Jim Highsmith is one of the authors of the Agile Manifesto and its official historian.1 Highsmith said:
On February 11-13, 2001, at The Lodge at Snowbird ski resort in the Wasatch mountains of Utah, seventeen people met to talk, ski, relax, and try to find common ground and of course, to eat. What emerged was the Agile Software Development Manifesto. Representatives from Extreme Programming, SCRUM, DSDM, Adaptive Software Development, Crystal, Feature-Driven Development, Pragmatic Programming, and others sympathetic to the need for an alternative to documentation driven, heavyweight software development processes convened.
The 17 authors of the Agile Manifesto are:
- Kent Beck
- Mike Beedle
- Arie van Bennekum
- Alistair Cockburn
- Ward Cunningham
- Martin Fowler
- James Grenning
- Jim Highsmith
- Andrew Hunt
- Ron Jeffries
- Jon Kern
- Brian Marick
- Robert C. Martin
- Steve Mellor
- Ken Schwaber
- Jeff Sutherland
- Dave Thomas
The Agile Manifesto is a statement of principles that support agile software development. This simple, 68-word statement says:
We are uncovering better ways of developing software by doing it and helping others do it. Through this work we have come to value:
- Individuals and interactions over processes and tools
- Working software over comprehensive documentation
- Customer collaboration over contract negotiation
- Responding to change over following a plan
That is, while there is value in the items on the right, we value the items on the left more.
The twelve principles behind the Agile Manifesto are:
- Our highest priority is to satisfy the customer through early and continuous delivery of valuable software.
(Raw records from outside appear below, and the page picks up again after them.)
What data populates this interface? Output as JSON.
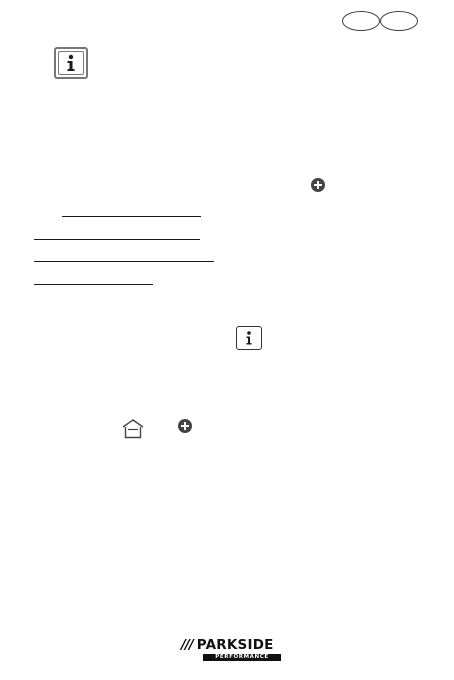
{
  "header": {
    "language_badges": [
      "",
      ""
    ]
  },
  "icons": {
    "info_large": "info-icon",
    "info_small": "info-icon",
    "plus_top": "plus-circle-icon",
    "home": "home-icon",
    "plus_bottom": "plus-circle-icon"
  },
  "footer": {
    "brand": {
      "slashes": "///",
      "name": "PARKSIDE",
      "subline": "PERFORMANCE"
    }
  }
}
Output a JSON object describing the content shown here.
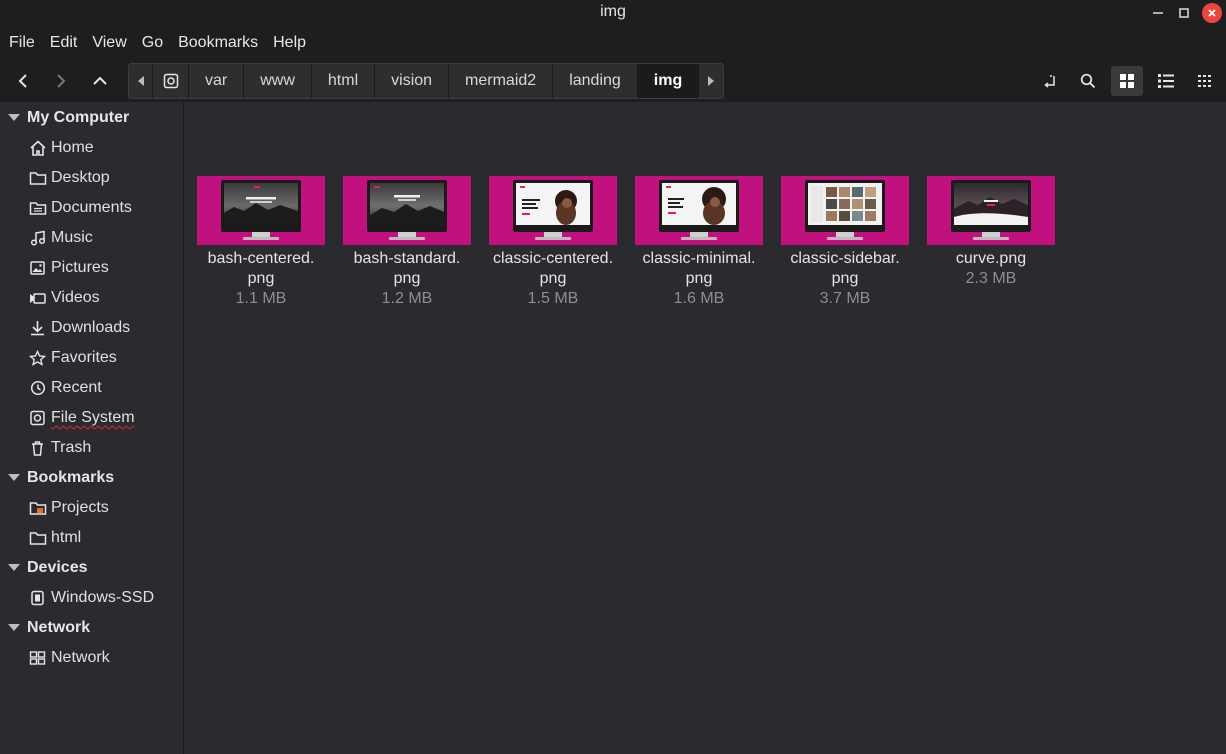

- Welcome changing requirements, even late in development. Agile processes harness change for the customer’s competitive advantage.
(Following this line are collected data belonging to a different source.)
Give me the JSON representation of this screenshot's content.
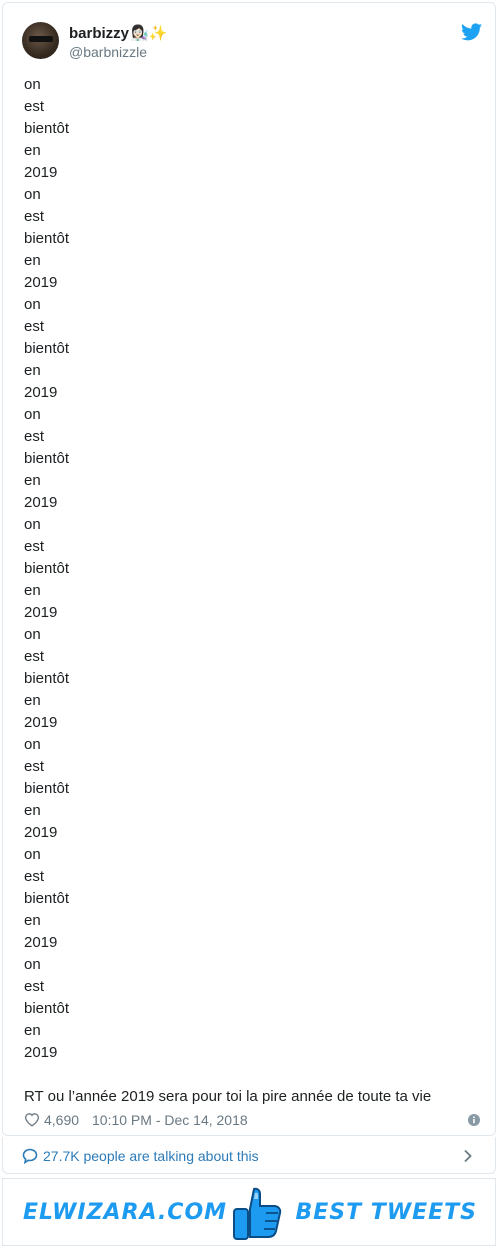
{
  "tweet": {
    "display_name": "barbizzy",
    "name_emoji": "👩🏻‍🔬✨",
    "handle": "@barbnizzle",
    "lines": [
      "on",
      "est",
      "bientôt",
      "en",
      "2019",
      "on",
      "est",
      "bientôt",
      "en",
      "2019",
      "on",
      "est",
      "bientôt",
      "en",
      "2019",
      "on",
      "est",
      "bientôt",
      "en",
      "2019",
      "on",
      "est",
      "bientôt",
      "en",
      "2019",
      "on",
      "est",
      "bientôt",
      "en",
      "2019",
      "on",
      "est",
      "bientôt",
      "en",
      "2019",
      "on",
      "est",
      "bientôt",
      "en",
      "2019",
      "on",
      "est",
      "bientôt",
      "en",
      "2019"
    ],
    "final_line": "RT ou l’année 2019 sera pour toi la pire année de toute ta vie",
    "likes": "4,690",
    "timestamp": "10:10 PM - Dec 14, 2018",
    "talking": "27.7K people are talking about this"
  },
  "banner": {
    "left_text": "ELWIZARA.COM",
    "right_text": "BEST TWEETS"
  },
  "icons": {
    "bird": "twitter-bird-icon",
    "heart": "heart-icon",
    "info": "info-icon",
    "talk": "speech-bubble-icon",
    "chevron": "chevron-right-icon",
    "thumb": "thumbs-up-icon"
  },
  "colors": {
    "twitter_blue": "#1da1f2",
    "link_blue": "#2b7bb9",
    "muted": "#697882",
    "text": "#1c2022",
    "brand_blue": "#1d9bf0"
  }
}
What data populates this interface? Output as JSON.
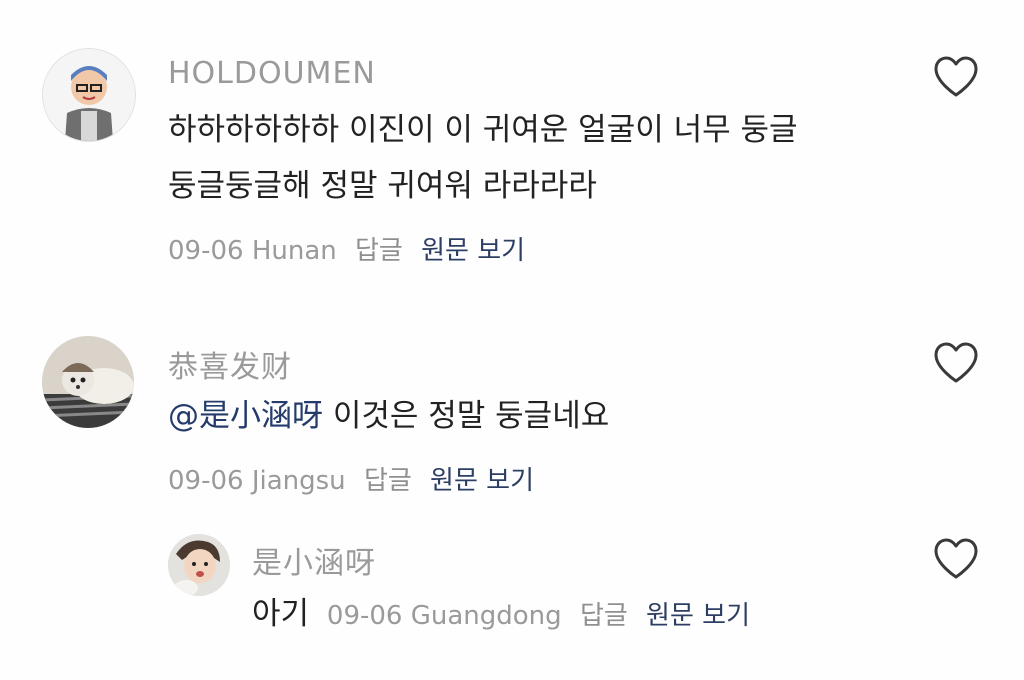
{
  "comments": [
    {
      "username": "HOLDOUMEN",
      "text_line1": "하하하하하하 이진이 이 귀여운 얼굴이 너무 둥글",
      "text_line2": "둥글둥글해 정말 귀여워 라라라라",
      "date": "09-06",
      "location": "Hunan",
      "reply_label": "답글",
      "view_original_label": "원문 보기"
    },
    {
      "username": "恭喜发财",
      "mention": "@是小涵呀",
      "text": "이것은 정말 둥글네요",
      "date": "09-06",
      "location": "Jiangsu",
      "reply_label": "답글",
      "view_original_label": "원문 보기"
    }
  ],
  "reply": {
    "username": "是小涵呀",
    "text": "아기",
    "date": "09-06",
    "location": "Guangdong",
    "reply_label": "답글",
    "view_original_label": "원문 보기"
  },
  "icons": {
    "like": "heart-outline-icon",
    "avatar": "user-avatar"
  },
  "colors": {
    "username": "#9a9a9a",
    "body": "#222222",
    "link": "#2c3e63",
    "mention": "#243b6b"
  }
}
- Deliver working software frequently, from a couple of weeks to a couple of months, with a preference to the shorter timescale.
- Business people and developers must work together daily throughout the project.
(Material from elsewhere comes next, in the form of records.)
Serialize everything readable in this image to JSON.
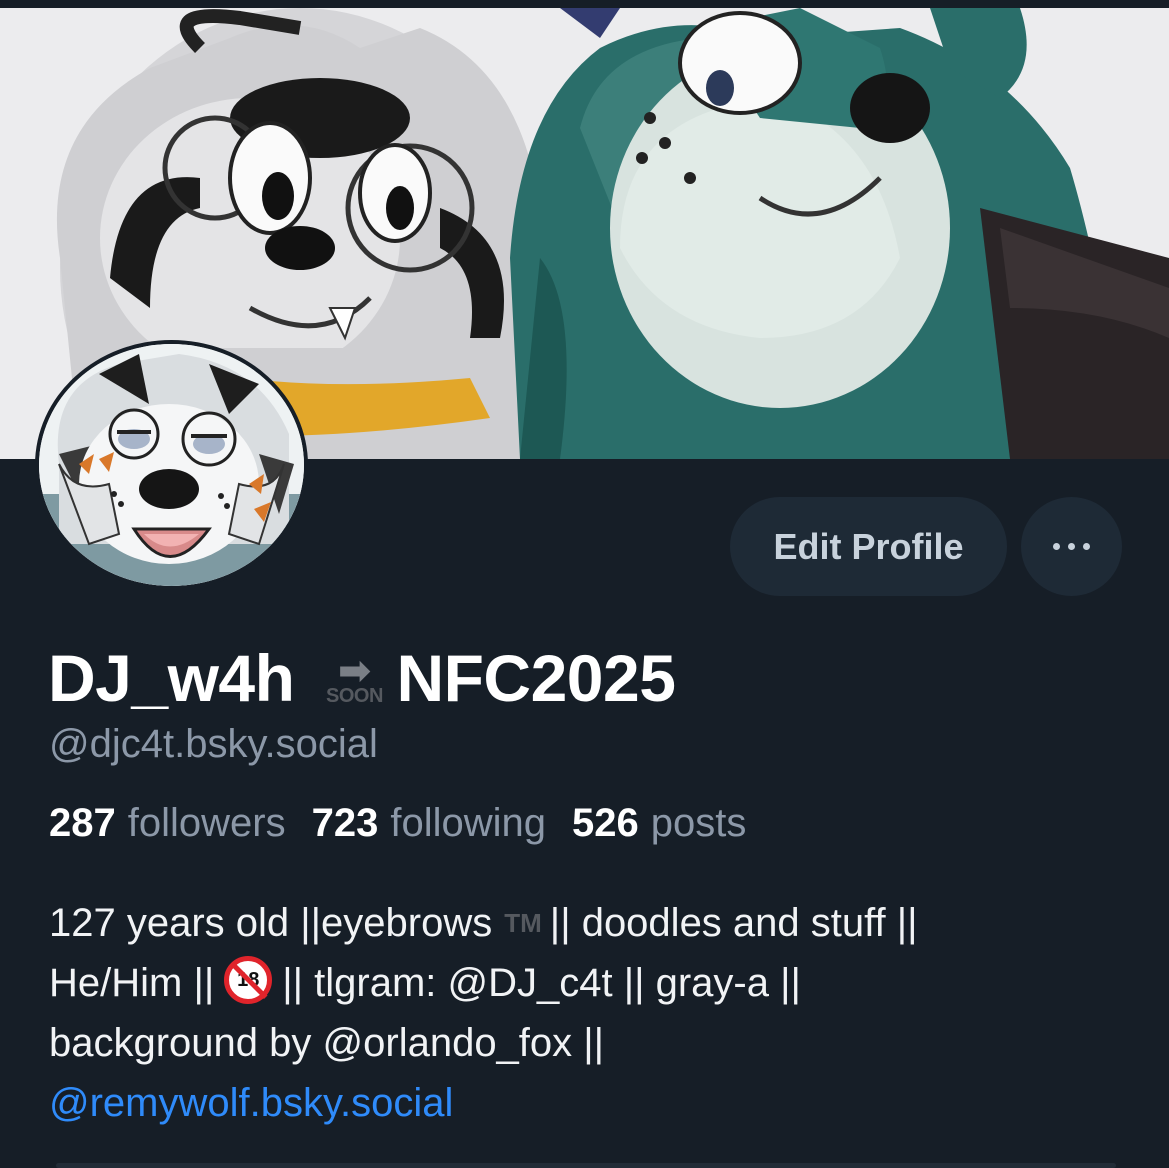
{
  "profile": {
    "display_name_part1": "DJ_w4h",
    "soon_emoji_arrow": "➡",
    "soon_emoji_text": "SOON",
    "display_name_part2": "NFC2025",
    "handle": "@djc4t.bsky.social"
  },
  "actions": {
    "edit_profile_label": "Edit Profile",
    "more_icon": "more-horizontal-icon"
  },
  "stats": {
    "followers_count": "287",
    "followers_label": "followers",
    "following_count": "723",
    "following_label": "following",
    "posts_count": "526",
    "posts_label": "posts"
  },
  "bio": {
    "line1_text": "127 years old ||eyebrows",
    "line1_tm": "TM",
    "line1_rest": "|| doodles and stuff ||",
    "line2_a": "He/Him ||",
    "line2_no18_label": "18",
    "line2_b": "|| tlgram: @DJ_c4t || gray-a ||",
    "line3": "background by @orlando_fox ||",
    "link": "@remywolf.bsky.social"
  },
  "colors": {
    "background": "#161e27",
    "button_bg": "#1e2a36",
    "muted_text": "#8c98a8",
    "link": "#2f8bfa"
  }
}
- Build projects around motivated individuals. Give them the environment and support they need, and trust them to get the job done.
- The most efficient and effective method of conveying information to and within a development team is face-to-face conversation.
- Working software is the primary measure of progress.
- Agile processes promote sustainable development. The sponsors, developers, and users should be able to maintain a constant pace indefinitely.
- Continuous attention to technical excellence and good design enhances agility.
- Simplicity—the art of maximizing the amount of work not done—is essential.
- The best architectures, requirements, and designs emerge from self-organizing teams.
- At regular intervals, the team reflects on how to become more effective, then tunes and adjusts its behavior accordingly.
The framers of the Agile Manifesto emphasize the human aspect of systems development and rightfully so. All the planning in the world is not going to lead to a successful project if the people aren’t engaged. You can spiral iterations into oblivion, but if the stakeholders aren’t actively collaborating with the project team you not going to produce a product the customer needs. With the lone exception of the hybrid ICM, this is one of the weaknesses with the early Waterfall variants, the human factor falls short.